The Miskito acquired firearms as a result of their lucrative trading arrangements with the Europeans, and through their position as allies of the British in their prolonged conflict with the Spanish. The Mayangna tribes and the Miskito had always raided as well as traded with one another, but the new weapons tipped the local balance of power firmly in the direction of the latter. Miskito raids into the interior carried away increasing numbers of (primarily Mayangna) captives, of whom the women were kept and the men sold on to the British to work the growing Jamaican plantations. Augmented by this new influx of women into their communities, as well as by the absorption of escaped or ship-wrecked African slaves, the Miskito population boomed and this formerly small tribe soon emerged as the politically and demographically dominant local power, a fact already acknowledged by the British in 1660 when they crowned a chieftain called Oldman as the ‘Miskito King,’ recognising him and his descendants as the legitimate authorities on the coast.

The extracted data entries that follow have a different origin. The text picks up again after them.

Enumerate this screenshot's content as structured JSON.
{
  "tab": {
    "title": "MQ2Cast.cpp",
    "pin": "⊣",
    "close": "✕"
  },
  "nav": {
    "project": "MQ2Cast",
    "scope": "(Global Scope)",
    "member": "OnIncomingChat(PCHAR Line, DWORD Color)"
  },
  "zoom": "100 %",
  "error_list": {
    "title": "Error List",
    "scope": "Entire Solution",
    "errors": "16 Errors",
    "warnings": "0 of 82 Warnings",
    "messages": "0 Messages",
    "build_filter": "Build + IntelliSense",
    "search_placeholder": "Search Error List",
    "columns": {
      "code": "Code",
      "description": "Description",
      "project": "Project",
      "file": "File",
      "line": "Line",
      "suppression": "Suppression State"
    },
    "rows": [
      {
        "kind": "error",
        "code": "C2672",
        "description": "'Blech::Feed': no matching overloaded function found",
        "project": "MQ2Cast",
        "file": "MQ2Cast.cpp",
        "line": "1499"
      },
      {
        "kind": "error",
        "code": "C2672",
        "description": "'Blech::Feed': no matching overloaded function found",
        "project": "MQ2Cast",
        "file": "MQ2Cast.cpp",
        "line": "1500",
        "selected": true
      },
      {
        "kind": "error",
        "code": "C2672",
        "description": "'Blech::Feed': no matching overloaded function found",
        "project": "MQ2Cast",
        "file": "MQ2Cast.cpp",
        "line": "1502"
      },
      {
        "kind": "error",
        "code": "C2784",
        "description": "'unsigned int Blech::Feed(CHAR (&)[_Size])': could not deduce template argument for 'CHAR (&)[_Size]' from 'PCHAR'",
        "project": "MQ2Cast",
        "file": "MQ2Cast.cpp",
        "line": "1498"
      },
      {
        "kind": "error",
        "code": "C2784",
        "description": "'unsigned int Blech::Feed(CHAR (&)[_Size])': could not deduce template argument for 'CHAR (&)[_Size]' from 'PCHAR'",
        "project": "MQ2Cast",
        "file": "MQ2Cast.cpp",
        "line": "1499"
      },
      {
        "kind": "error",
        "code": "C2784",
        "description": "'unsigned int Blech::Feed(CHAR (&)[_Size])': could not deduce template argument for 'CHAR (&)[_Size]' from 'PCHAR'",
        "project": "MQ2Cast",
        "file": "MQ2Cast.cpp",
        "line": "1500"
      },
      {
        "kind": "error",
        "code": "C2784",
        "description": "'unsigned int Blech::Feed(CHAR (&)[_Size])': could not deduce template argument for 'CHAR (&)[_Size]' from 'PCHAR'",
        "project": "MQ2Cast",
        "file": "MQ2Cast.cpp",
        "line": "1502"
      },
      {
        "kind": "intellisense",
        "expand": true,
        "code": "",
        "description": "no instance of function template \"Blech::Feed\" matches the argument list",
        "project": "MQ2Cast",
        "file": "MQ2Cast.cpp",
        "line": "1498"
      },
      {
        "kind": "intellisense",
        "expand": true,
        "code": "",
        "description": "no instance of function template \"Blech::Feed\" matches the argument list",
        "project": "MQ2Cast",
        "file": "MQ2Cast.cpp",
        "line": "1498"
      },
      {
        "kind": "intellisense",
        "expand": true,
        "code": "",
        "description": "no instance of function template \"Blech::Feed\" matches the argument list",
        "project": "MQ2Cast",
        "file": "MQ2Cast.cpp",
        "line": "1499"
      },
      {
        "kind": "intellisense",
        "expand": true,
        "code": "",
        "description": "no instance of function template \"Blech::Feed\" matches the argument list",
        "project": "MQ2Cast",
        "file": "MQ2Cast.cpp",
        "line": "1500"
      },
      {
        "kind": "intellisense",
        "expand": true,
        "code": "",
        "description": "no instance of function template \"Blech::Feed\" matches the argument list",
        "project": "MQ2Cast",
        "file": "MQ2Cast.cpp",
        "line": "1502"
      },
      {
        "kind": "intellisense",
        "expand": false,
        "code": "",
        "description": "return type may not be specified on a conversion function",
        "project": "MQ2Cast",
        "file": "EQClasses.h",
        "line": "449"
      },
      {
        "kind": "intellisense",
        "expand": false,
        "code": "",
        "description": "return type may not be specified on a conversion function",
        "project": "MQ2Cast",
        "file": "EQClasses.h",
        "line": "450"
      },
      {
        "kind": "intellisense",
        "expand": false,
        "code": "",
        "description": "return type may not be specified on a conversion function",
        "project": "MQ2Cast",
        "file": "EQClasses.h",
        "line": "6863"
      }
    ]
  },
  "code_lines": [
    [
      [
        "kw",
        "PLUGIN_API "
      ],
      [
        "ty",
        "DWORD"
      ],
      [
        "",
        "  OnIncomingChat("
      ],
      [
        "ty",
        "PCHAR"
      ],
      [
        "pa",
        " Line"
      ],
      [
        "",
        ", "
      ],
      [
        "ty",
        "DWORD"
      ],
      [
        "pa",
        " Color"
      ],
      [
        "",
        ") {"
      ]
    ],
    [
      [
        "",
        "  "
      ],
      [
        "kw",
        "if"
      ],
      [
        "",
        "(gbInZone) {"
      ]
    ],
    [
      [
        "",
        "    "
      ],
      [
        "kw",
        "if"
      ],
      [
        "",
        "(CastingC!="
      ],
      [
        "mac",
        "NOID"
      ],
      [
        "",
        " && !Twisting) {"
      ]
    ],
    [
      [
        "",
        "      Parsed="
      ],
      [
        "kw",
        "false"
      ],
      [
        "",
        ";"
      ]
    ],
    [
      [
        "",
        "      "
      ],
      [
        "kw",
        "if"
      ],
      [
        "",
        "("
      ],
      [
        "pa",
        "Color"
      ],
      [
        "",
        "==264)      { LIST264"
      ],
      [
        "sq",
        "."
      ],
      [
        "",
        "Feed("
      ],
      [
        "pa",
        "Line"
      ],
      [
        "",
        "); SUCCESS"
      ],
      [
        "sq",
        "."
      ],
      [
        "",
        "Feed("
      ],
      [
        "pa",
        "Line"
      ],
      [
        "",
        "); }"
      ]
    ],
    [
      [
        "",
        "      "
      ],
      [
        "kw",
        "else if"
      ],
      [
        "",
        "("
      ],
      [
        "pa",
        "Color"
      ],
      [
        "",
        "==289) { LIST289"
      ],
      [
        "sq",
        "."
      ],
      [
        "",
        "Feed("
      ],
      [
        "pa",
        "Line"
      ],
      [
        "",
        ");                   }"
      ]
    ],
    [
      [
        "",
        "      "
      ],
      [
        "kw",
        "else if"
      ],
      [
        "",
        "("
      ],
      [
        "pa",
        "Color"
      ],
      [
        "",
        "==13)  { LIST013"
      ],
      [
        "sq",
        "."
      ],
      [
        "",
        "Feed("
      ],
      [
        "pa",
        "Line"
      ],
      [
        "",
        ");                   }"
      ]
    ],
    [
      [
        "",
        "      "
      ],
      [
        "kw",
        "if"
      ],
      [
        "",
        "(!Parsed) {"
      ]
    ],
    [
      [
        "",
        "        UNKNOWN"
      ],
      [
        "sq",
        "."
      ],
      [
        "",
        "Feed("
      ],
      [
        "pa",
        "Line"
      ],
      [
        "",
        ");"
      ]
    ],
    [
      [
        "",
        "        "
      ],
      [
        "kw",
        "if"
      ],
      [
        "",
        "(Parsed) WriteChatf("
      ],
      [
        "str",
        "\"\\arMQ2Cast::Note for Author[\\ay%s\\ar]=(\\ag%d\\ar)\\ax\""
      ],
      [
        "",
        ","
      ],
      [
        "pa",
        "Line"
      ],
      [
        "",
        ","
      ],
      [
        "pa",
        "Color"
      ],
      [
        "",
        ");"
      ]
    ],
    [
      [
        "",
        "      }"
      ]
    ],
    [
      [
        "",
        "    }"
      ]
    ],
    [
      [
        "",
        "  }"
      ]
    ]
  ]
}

In the eighteenth century the Spanish managed to penetrate the central Nicaraguan highlands, where they converted and permanently settled many of the indigenous Matagalpas. However, these attempts were made difficult by the resistance of the neighbouring Mayangna groups who constantly raided the new communities, sometimes in conjunction with Miskito war parties. In the same period, the Mayangna themselves also increasingly succumbed to the better-armed Miskito raiders, and began a steady retreat into the interior, towards the headwaters of the rivers along which most of the groups had originally lived. Contrary to the assumptions of some scholars, this did not mean that the Mayangna totally cut themselves off from the outside world, and while those who remained in coastal areas were often forced to pay tribute to the Miskito King, even the more isolated Mayangna communities formed an integral part of regional trading networks, and through their access to the highest quality tropical hardwoods controlled the production and sale of the canoes that -ironically - were used against them by the Miskito in their slaving expeditions.

The Mayangna population continued to decline after the British gave up their claim to the Mosquito Coast in 1860, due to the combined effects of disease, internecine warfare, and assimilationist pressures from both Miskito and the new Nicaraguan state. From a possible pre-contact total of more than 30,000, by 1862 only around 5-6000 remained. The final blow for the Mayangna came at the beginning of the twentieth century with their conversion to Christianity, a task undertaken by missionaries from the Moravian Church, who arrived in the region from Germany in 1847 but only began to make a real impact on the native population after the departure of the British. During the so-called ‘Great Awakening’ of the 1880s much of the Miskito population converted to the new faith en masse, and buoyed by this success the Moravians increasingly turned their attention to the Mayangna. Just as the Catholic missionaries of the colonial era had done throughout the Spanish Empire, this first involved persuading the Mayangna, who up to this point had lived in dispersed family groupings and had continued to observe a traditional and often semi-nomadic lifestyle based on hunting, fishing and a shifting agriculture, to come together and settle permanently in new, compact and accessible communities, centred around a church.